A couple of interesting but regrettably not widely read posts (here) have appeared about the infamous one megawatt turbine that caught fire during the recent storms ‘raising questions about the ability of wind farms to cope with the weather’ (Daily Mail 9th Dec). An article in the same Mail issue carried out a predictable assassination of wind in general which concluded that the wind conspiracy is why we’ve ‘been neglecting for years the development of nuclear power.’ Well, as is pointed out in these posts, it so happened that the entire 460mw Hunterston nuclear power station closed down at the same time for two days because of damage to power lines, but unaccountably, the news failed to make the pages of the Daily Mail.

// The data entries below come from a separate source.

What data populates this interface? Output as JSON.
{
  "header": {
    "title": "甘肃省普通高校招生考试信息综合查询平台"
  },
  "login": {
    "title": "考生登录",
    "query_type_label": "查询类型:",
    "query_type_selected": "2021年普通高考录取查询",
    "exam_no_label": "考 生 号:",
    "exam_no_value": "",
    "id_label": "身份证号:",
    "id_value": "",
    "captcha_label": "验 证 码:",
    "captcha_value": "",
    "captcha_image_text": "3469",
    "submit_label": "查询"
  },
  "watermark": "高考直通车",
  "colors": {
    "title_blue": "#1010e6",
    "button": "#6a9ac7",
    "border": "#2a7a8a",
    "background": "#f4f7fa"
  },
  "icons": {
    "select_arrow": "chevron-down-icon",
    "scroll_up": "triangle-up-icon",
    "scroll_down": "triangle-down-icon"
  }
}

So here, in the interests of balance, is what they might have printed (but I’m sure won’t):
THE END OF THE ROAD FOR NUCLEAR?
The energy world was rocked today by the failure of the Hunterston B nuclear power station to cope with the recent storms. The multimillion pound plant simply shut up shop at the first sign of bad weather, plunging anxious electricity customers into two days of turmoil and raising serious questions about the future of nuclear power in Great Britain.
“You just can’t rely on these things” a source close to the plant said. “One day they’re on and another day they’re off. It’s just a waste of all that money that’s been poured into this plant. If they can’t cope with the first puff of wind, how will we ever be able to put our faith in them again?”
Despite this catastrophe, the Government is pushing ahead with a programme to build dozens more, dotting the countryside with expensive concrete towers, when much cheaper and more reliable alternatives exist. A government spokesman told us off the record: “It’s madness. You bet the bank on these monsters and they just switch off when they feel like it. We’re due a fundamental rethink as a result of this, I can tell you.”
Meanwhile a small wind turbine in Scotland suffered from an electrical fault. All of the other hundreds of turbines were unaffected by the storm.